The BOJ implemented policy changes at its July 31 meeting which allowed for more flexibility in controlling the longer end of the yield curve, allowing 10-year rates to rise, and also reduced the size of deposits subject to their -0.1% negative interest rate from 10tn to 5tn Yen. These were taken as de facto tightening measures and possible firsts steps to removing stimulus altogether.

Yet there were no new measures mentioned in the statement on September 19, and more space was given to discussing geopolitical risks from trade conflicts and their negative effects on global supply chains.

"Risks to the outlook include the following: the U.S. macroeconomic policies and their impact on global financial markets; the consequences of protectionist moves and their effects; developments in emerging and commodity-exporting economies including the effects of the two aforementioned factors; negotiations on the United Kingdom's exit from the European Union (EU) and their effects; and geopolitical risks," says the BOJ.

One other reason the BOJ may have decided to sit on its hands is the timing of Japan's presidential election on September 20 (the day after the BOJ meeting).

Although president Abe is expected to win re-election with 70-80% of the diet behind him, some analysts said the BOJ was unlikely to make any major policy changes ahead of such an important political event.

USD/JPY extended its rally to a 7-week high of 112.45 on Wednesday whilst GBP/JPY rose to 148.54, surpassing our 147.90 target in the process.

Find out why we set this target here.

Whilst BOJ inertia was one fundamental reason given for the currency's weakness, another possible driver may have been a rise in US 10-year Treasury yields, which suggested a longer-term growth and reflationary outlook for the US, supporting the Dollar.

And, while global trade tensions remain elevated they are clearly no longer providing the support to the safe-haven Yen that we have come to expect.

"The latest leg of Yen weakness is surprising as it has coincided with a further escalation of trade tensions between the US and China. The yen was expected to strengthen on the back building trade tensions but that has clearly not been the case recently," says Lee Hardman, a Currency Analyst with MUFG in London.

The latest salvos in the global trade war was fired Tuesday when the US imposed a 10% tariff on a variety of Chinese imports. China said it would not sit back and would respond.

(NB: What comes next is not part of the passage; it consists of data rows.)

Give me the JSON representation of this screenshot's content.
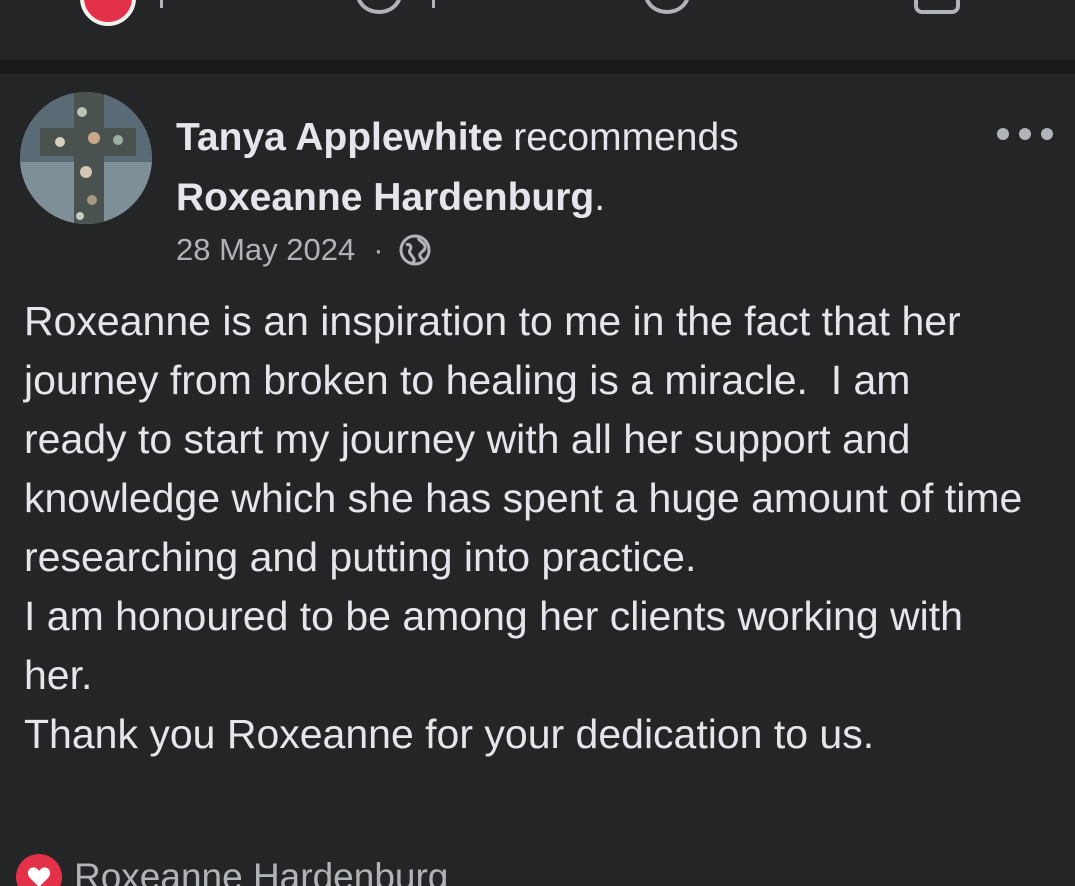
{
  "previous_post": {
    "actions": [
      "react",
      "comment",
      "send",
      "share"
    ]
  },
  "post": {
    "author": "Tanya Applewhite",
    "action_word": "recommends",
    "target": "Roxeanne Hardenburg",
    "date": "28 May 2024",
    "separator": "·",
    "privacy_icon": "globe-icon",
    "more_icon": "more-options-icon",
    "body": [
      "Roxeanne is an inspiration to me in the fact that her journey from broken to healing is a miracle.  I am ready to start my journey with all her support and knowledge which she has spent a huge amount of time researching and putting into practice.",
      "I am honoured to be among her clients working with her.",
      "Thank you Roxeanne for your dedication to us."
    ],
    "reactions": {
      "icon": "love-icon",
      "text": "Roxeanne Hardenburg"
    }
  },
  "colors": {
    "background": "#242526",
    "separator": "#18191a",
    "primary_text": "#e4e6eb",
    "secondary_text": "#b0b3b8",
    "love_red": "#e4314a"
  }
}
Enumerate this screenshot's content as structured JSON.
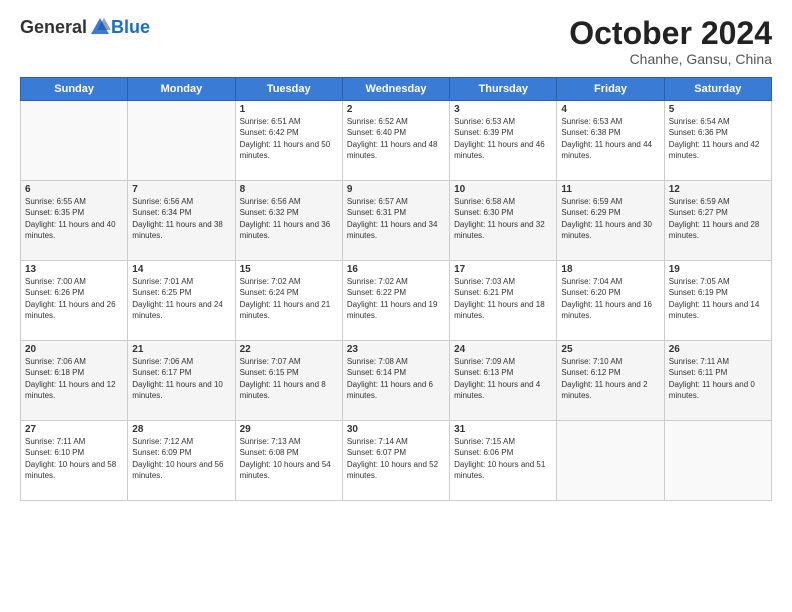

U.S. President Trump was quick to respond to the retaliation by tweeting that “there will be great and fast economic retaliation against China if our farmers, ranchers and our industrial workers are targeted”.

"Despite the risk of a further escalation in trade tensions, it was notable that risk assets staged an initial relief rally yesterday perhaps reflecting some relief that financial markets proved resilient to the latest announcements which were well anticipated," says Hardman.

Hardman says it is clear to him that the recent improvement in risk sentiment is beginning to weigh more heavily on the yen especially as yields outside of Japan are also adjusting higher at the same time.